Focus on 4 concepts of computer security
We often hear that no system is infallible. It depends on what we're talking about...
We often hear that no system is infallible and that hackers will always find a loophole to exploit. The idea of this article is to explain to you why you should be careful with these kinds of claims and why you can really trust certain systems.
There are 4 security objectives:
- data confidentiality (the fact that an unauthorized person cannot read the data);
- data authenticity (being able to guarantee that the data comes from a particular person or entity);
- data integrity (the fact that the data cannot be modified);
- data availability (the fact that the data is always accessible when the user requests it).
Any computer attack aims to harm one or more of these 4 objectives. Depending on the context, some objectives will be more secondary than others. For example, the availability objective is not always very critical. If your Fnac account is no longer accessible for a few hours (unavailability), this will not have much impact on your life (although it will have potentially a high impact on their business). If your postal address is replaced by a poem in the Fnac database (non-integrity), you won’t make a big deal out of it either. But if UpSignOn leaks your passwords (non-confidentiality), you will come and complain.

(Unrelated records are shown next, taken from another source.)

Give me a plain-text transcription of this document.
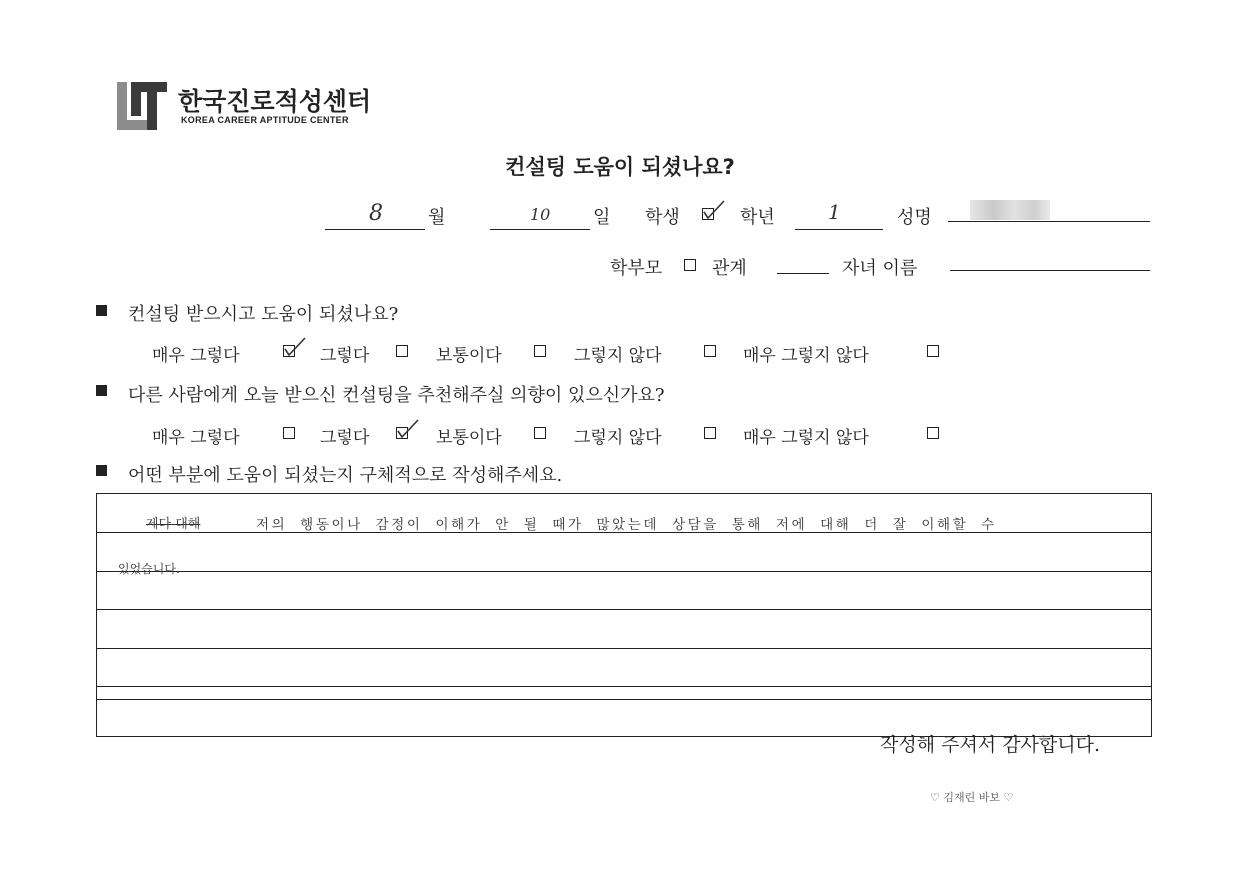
한국진로적성센터
KOREA CAREER APTITUDE CENTER
컨설팅 도움이 되셨나요?
8	월	10 일 학생	학년	1	성명
학부모	관계	자녀 이름
컨설팅 받으시고 도움이 되셨나요?
매우 그렇다	그렇다	보통이다	그렇지 않다	매우 그렇지 않다
다른 사람에게 오늘 받으신 컨설팅을 추천해주실 의향이 있으신가요?
매우 그렇다	그렇다	보통이다	그렇지 않다	매우 그렇지 않다
어떤 부분에 도움이 되셨는지 구체적으로 작성해주세요.
제다 대해	저의 행동이나 감정이 이해가 안 될 때가 많았는데 상담을 통해 저에 대해 더 잘 이해할 수
있었습니다.
작성해 주셔서 감사합니다.
♡ 김재린 바보 ♡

So here are 4 security concepts or models to know and distinguish.
Logical security
Logical security is based on algorithmic rules. Access to this or that resource is only authorized for a user with sufficient rights as recorded in a database. In the event of a bug, this security may be compromised. An administrator can modify the rights simply. In short, this security relies on trust in developers and administrators. Anyone with sufficient rights can compromise this security, and logical errors that could compromise security can quickly occurr.
Cryptographic security
Unlike logical security, cryptography makes it possible to guarantee certain properties which cannot be modified afterwards, including by someone who has full access to the system. These properties are most often mathematically provable. Cryptography is used today in many areas, from the most strategic - defense, industry, information technology - to the most personal, with the protection of privacy. It secures the transmission of messages, which are unintelligible to a third parties.
Cryptography is the set of mathematical algorithms that guarantee the confidentiality, authenticity and integrity of data (encryption, hashing and digital signature).
Note that cryptographic security is based on the fact that with current mathematical knowledge, it would in practice take millions of years of calculation, even if all the computers in the world were combined, to break a protection. So no one will ever achieve this in real life unless they obtain the cryptographic key by other means.
Implementation errors can be made by the developers who code these cryptographic algorithms, but as the stakes are high, the algorithms in question are constantly reread and challenged by expert researchers. Only governments or large scale organizations can possibly discover and exploit vulnerabilities in these algorithms.
UpSignOn obviously makes extensive use of cryptographic algorithms.
Zero-trust principle
A zero-trust system is designed under the assumption that the hacker will succeed in gaining full administrator rights (or that an administrator will become hostile). Even under these conditions, this would not be sufficient to allow him to extract sensitive data. In other words, the only person you can trust is the owner of the data. Any other person is considered hostile. If the system is designed like this, you can trust it. Of course, most UpSignOn features are designed following this principle.
Zero-knowledge principle
A zero knowledge design aims at not giving any personal information to the publisher or administrators in plain text. The only data sent to the server is completely encrypted and unusable. For example, the UpSignOn application does not send any email address to the UpSignOn server to operate personal vaults. Even we, the publisher, don’t know our users! So there is simply nothing to steal from our servers.
Conclusion
Logical security is weak, although it is necessary in many cases and widely used. The ideal is to design zero-knowledge and zero-trust systems (which will most often rely on cryptography) to guarantee that no data leak is possible (which does not mean that a hacker cannot harm in any other way, for example by paralyzing the system).
Remember the idea that just because the press announces that an attack is in progress does not mean that your data will necessarily leak. It’s also not because some data has leaked that all your secrets have been leaked. It is also possible for encrypted data to leak, but this would not be a problem if the system was designed following the zero-trust principles.